Na cidade de Belém, cineclubes privilegiam cinéfilos paraenses exibindo semanalmente, raridades encerradas com um debate entre um crítico de cinema e o público. Dentre elas, um filme de um desconhecido diretor grego, Theo Angelopoulos, entrou em cartaz atiçando a curiosidade de uma minoria.
Até o término da sessão, desconhecia a reação dos demais, porém já conhecia a minha: Theo Angelopoulos é um diretor incrivelmente sádico para com os espectadores mais sensíveis e Paisagem na neblina é a realização de um drama infantil destinado ao público adulto, um drama repleto de cenas memoráveis, na maior parte, acompanhada ao som da agradável trilha sonora de Eleni Karaindrou.
É doloroso acompanhar todo o processo envolvendo a perda da inocência de duas crianças. Observar um garoto chorando diante de um cavalo agonizando é angustiante, mas não tanto quanto observar a irmã mais velha submetida à violência sexual por um caminhoneiro, um ato sugerido em vez de apresentado pelo cineasta grego por meio de um longo plano seqüência à Hitchcock.
Angustiante a cada segundo, torcemos para alguém entrar em cena e salvá-la, porém Angelopoulos não é um diretor norte-americano, pelo contrário, à semelhança da maioria dos diretores europeus, permite vivenciarmos intensamente e ininterruptamente o sofrimento humano de forma realista, sem excessos e sem a presença de um herói para findá-lo. Daí por diante, os personagens viverão diferentes situações durante a sua jornada pela Grécia em busca de um pai inexistente, e em troca, perderão a inocência e a ingenuidade diante do mundo, passando a observá-lo não mais com o olhar criativo de uma criança, mas com o olhar rotineiro de um adulto.
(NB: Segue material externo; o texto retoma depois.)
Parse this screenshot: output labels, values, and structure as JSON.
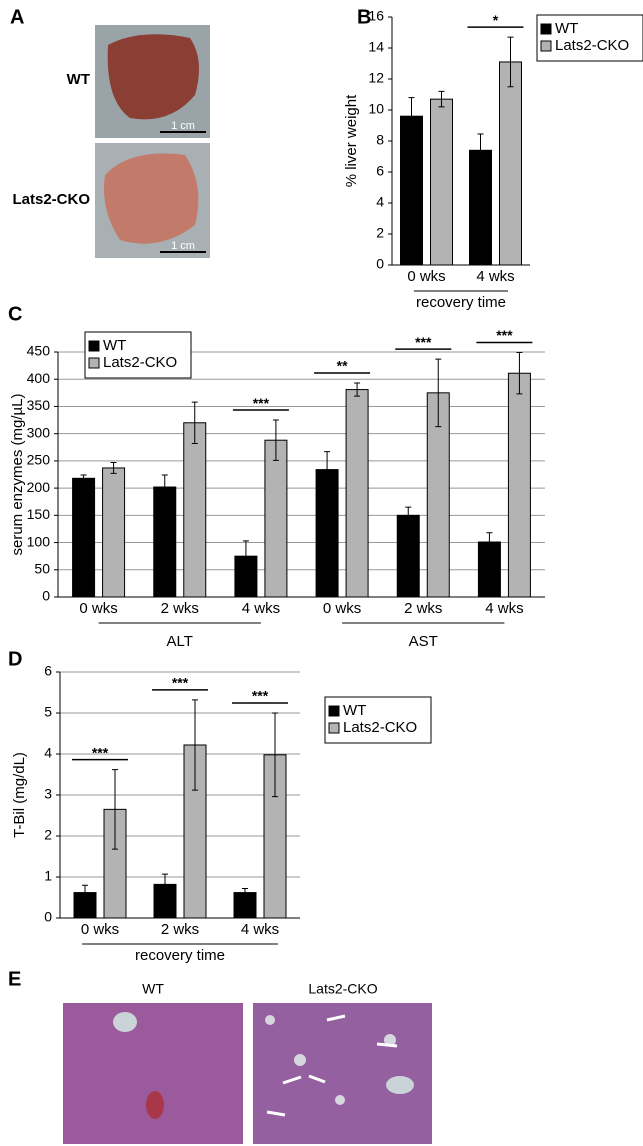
{
  "panel_labels": [
    "A",
    "B",
    "C",
    "D",
    "E"
  ],
  "panel_a": {
    "labels": [
      "WT",
      "Lats2-CKO"
    ],
    "scale_bars": [
      "1 cm",
      "1 cm"
    ]
  },
  "panel_e": {
    "labels": [
      "WT",
      "Lats2-CKO"
    ]
  },
  "chart_data": [
    {
      "type": "bar",
      "y_label": "% liver weight",
      "x_label": "recovery time",
      "categories": [
        "0 wks",
        "4 wks"
      ],
      "series": [
        {
          "name": "WT",
          "color": "#000000",
          "values": [
            9.6,
            7.4
          ],
          "errors": [
            1.2,
            1.05
          ]
        },
        {
          "name": "Lats2-CKO",
          "color": "#b3b3b3",
          "values": [
            10.7,
            13.1
          ],
          "errors": [
            0.5,
            1.6
          ]
        }
      ],
      "significance": [
        null,
        "*"
      ],
      "ylim": [
        0,
        16
      ],
      "yticks": [
        0,
        2,
        4,
        6,
        8,
        10,
        12,
        14,
        16
      ],
      "grid": false,
      "legend": "upper right"
    },
    {
      "type": "bar",
      "y_label": "serum enzymes (mg/µL)",
      "categories": [
        "0 wks",
        "2 wks",
        "4 wks",
        "0 wks",
        "2 wks",
        "4 wks"
      ],
      "group_labels": [
        "ALT",
        "AST"
      ],
      "series": [
        {
          "name": "WT",
          "color": "#000000",
          "values": [
            218,
            202,
            75,
            234,
            150,
            101
          ],
          "errors": [
            6,
            22,
            28,
            33,
            15,
            17
          ]
        },
        {
          "name": "Lats2-CKO",
          "color": "#b3b3b3",
          "values": [
            237,
            320,
            288,
            381,
            375,
            411
          ],
          "errors": [
            10,
            38,
            37,
            12,
            62,
            38
          ]
        }
      ],
      "significance": [
        null,
        null,
        "***",
        "**",
        "***",
        "***"
      ],
      "ylim": [
        0,
        450
      ],
      "yticks": [
        0,
        50,
        100,
        150,
        200,
        250,
        300,
        350,
        400,
        450
      ],
      "grid": true,
      "legend": "upper left"
    },
    {
      "type": "bar",
      "y_label": "T-Bil (mg/dL)",
      "x_label": "recovery time",
      "categories": [
        "0 wks",
        "2 wks",
        "4 wks"
      ],
      "series": [
        {
          "name": "WT",
          "color": "#000000",
          "values": [
            0.62,
            0.82,
            0.62
          ],
          "errors": [
            0.18,
            0.25,
            0.1
          ]
        },
        {
          "name": "Lats2-CKO",
          "color": "#b3b3b3",
          "values": [
            2.65,
            4.22,
            3.98
          ],
          "errors": [
            0.97,
            1.1,
            1.02
          ]
        }
      ],
      "significance": [
        "***",
        "***",
        "***"
      ],
      "ylim": [
        0,
        6
      ],
      "yticks": [
        0,
        1,
        2,
        3,
        4,
        5,
        6
      ],
      "grid": true,
      "legend": "right"
    }
  ]
}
Paisagem na Neblina seria um filme entediante do começo ao fim à semelhança das produções dirigidas por cineastas europeus famosos pelo abuso de longos planos seqüências, em sua maioria, criadoras de uma experiência entediante para qualquer espectador. Porém, equivoquei-me: este recurso é utilizado com habilidade, sem entediar, pois a temática infantil regada com a comovente trilha sonora são conduzidas com competência por Angelopoulos, hábil em manipular constantemente a atenção da platéia. Ademais, fãs de Felini se deleitarão com a homenagem realizada pelo cineasta grego à obra italiana A doce vida, em uma memorável cena surreal apresentada nos minutos restantes da produção.
Paisagem na neblina é recomendável para o espectador adulto relembrar os tempos em que a vida nos forçou a deixarmos a ingenuidade de lado para adentrarmos no mundo dos adultos. E sem hesitar, digo que Angelopoulos retratou com competência, e sem recorrer à pieguice rotineira dos filmes sobre a infância, este período da vida tão comum a todos nós.